Play by Walter Hackett

77 Park Lane is a play in two acts by Walter Hackett. The play was staged in London's West End in 1928 and again in 1930. The play was the basis for three different films; all made by Albert de Courville.

==Plot==
Lord Trent, a British peer, steals a taxi on Boat Race Night. He returns to his home at 77 Park Lane to unexpectedly discover that his home has been taken over by a gambling club. He pretends that he is the taxi driver and joins in with the gamblers. A murder occurs, a woman's life is in danger, and ultimately Lord Trent put things to rights after a series of wild adventures.

==History==
77 Park Lane premiered at St Martin's Theatre in London's West End on October 25, 1928 with a cast led by Hugh Wakefield as Lord Trent, and Hackett' wife, the actress Marion Lorne, as Mary Connor.

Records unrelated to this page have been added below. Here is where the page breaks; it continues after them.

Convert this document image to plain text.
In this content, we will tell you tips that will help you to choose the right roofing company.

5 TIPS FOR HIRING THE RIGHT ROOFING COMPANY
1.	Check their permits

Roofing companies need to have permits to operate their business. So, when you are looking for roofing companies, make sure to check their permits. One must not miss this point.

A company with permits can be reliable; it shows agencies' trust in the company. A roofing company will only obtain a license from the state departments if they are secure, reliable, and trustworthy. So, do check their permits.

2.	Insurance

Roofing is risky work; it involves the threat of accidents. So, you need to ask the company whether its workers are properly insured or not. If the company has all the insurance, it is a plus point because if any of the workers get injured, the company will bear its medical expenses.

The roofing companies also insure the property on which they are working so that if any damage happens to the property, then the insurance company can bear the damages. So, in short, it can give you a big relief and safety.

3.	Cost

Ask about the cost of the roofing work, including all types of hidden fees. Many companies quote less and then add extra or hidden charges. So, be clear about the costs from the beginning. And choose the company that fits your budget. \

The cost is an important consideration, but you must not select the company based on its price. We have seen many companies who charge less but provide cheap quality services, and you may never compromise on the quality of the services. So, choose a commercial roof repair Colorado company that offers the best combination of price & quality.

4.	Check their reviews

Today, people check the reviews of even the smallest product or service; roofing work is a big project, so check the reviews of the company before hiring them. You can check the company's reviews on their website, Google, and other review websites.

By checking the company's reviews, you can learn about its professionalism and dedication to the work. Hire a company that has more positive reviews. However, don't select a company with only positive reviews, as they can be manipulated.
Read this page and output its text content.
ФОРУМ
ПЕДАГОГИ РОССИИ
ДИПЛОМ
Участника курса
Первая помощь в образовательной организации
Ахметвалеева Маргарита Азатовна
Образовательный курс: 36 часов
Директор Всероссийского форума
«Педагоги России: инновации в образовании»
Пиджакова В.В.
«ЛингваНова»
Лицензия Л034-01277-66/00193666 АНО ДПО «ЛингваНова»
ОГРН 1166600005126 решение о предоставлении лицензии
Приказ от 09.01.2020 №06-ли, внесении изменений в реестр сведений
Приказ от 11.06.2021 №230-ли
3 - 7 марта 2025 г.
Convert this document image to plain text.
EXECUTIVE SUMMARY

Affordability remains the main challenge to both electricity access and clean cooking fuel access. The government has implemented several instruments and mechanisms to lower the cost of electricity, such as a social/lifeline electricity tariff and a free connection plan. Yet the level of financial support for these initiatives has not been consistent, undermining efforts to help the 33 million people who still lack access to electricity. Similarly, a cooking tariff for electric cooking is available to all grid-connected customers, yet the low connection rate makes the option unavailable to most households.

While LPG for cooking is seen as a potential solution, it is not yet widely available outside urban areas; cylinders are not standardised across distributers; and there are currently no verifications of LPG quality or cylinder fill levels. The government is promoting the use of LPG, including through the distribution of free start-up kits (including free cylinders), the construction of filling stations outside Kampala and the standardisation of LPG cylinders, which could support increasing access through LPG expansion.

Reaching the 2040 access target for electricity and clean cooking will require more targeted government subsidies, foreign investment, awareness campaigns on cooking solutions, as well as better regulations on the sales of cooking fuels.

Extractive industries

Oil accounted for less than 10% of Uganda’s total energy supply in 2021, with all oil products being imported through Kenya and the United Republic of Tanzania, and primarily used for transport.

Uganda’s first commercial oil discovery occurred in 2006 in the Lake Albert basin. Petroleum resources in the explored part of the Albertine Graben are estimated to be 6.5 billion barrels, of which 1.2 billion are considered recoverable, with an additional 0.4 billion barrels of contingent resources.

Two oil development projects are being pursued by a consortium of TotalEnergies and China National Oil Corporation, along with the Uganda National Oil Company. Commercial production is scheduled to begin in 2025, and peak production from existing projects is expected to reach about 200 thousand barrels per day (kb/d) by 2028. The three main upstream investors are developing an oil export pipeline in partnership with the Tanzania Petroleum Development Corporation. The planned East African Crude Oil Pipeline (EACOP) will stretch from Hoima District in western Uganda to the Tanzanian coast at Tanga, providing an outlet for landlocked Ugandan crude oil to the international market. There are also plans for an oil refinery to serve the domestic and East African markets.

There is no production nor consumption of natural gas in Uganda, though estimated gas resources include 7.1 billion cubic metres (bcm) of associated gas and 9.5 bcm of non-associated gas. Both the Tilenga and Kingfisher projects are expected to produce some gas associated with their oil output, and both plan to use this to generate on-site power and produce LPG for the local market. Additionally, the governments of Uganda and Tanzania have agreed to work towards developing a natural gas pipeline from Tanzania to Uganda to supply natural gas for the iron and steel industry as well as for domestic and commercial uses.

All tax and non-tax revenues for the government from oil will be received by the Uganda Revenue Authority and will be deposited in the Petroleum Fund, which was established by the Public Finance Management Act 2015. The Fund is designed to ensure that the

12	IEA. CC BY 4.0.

The Evening Standard described the play's plot as "far-fetched" but felt that the play was an effective comedy. The Daily Mirror gave a highly positive review, with its critic asserting that "Hackett has mixed farce, comedy, and melodrama together in a skillful and original way. His play is as good as any seen in London in a long time." The Guardian gave a mixed review. Its critic stated that "It was a pity that Mr. Hackett could not sustain the promise of his first act, for that was considerable. The author was bidding a picturesque farewell to the old Park Lane No 77 will be turned into super-flats for supermen tomorrow. In its present form is far too good to be durable."

77 Park Lane was later revived in the West End at the Regent Theatre in 1930.

==Adaptations==
77 Park Lane was adapted into two different 1931 films by Albert de Courville; an English language film of the same name and the French language film 77 Rue Chalgrin. Courville joined with Fernando Gomis to adapt the play into a third film, Between Night and Day (1932).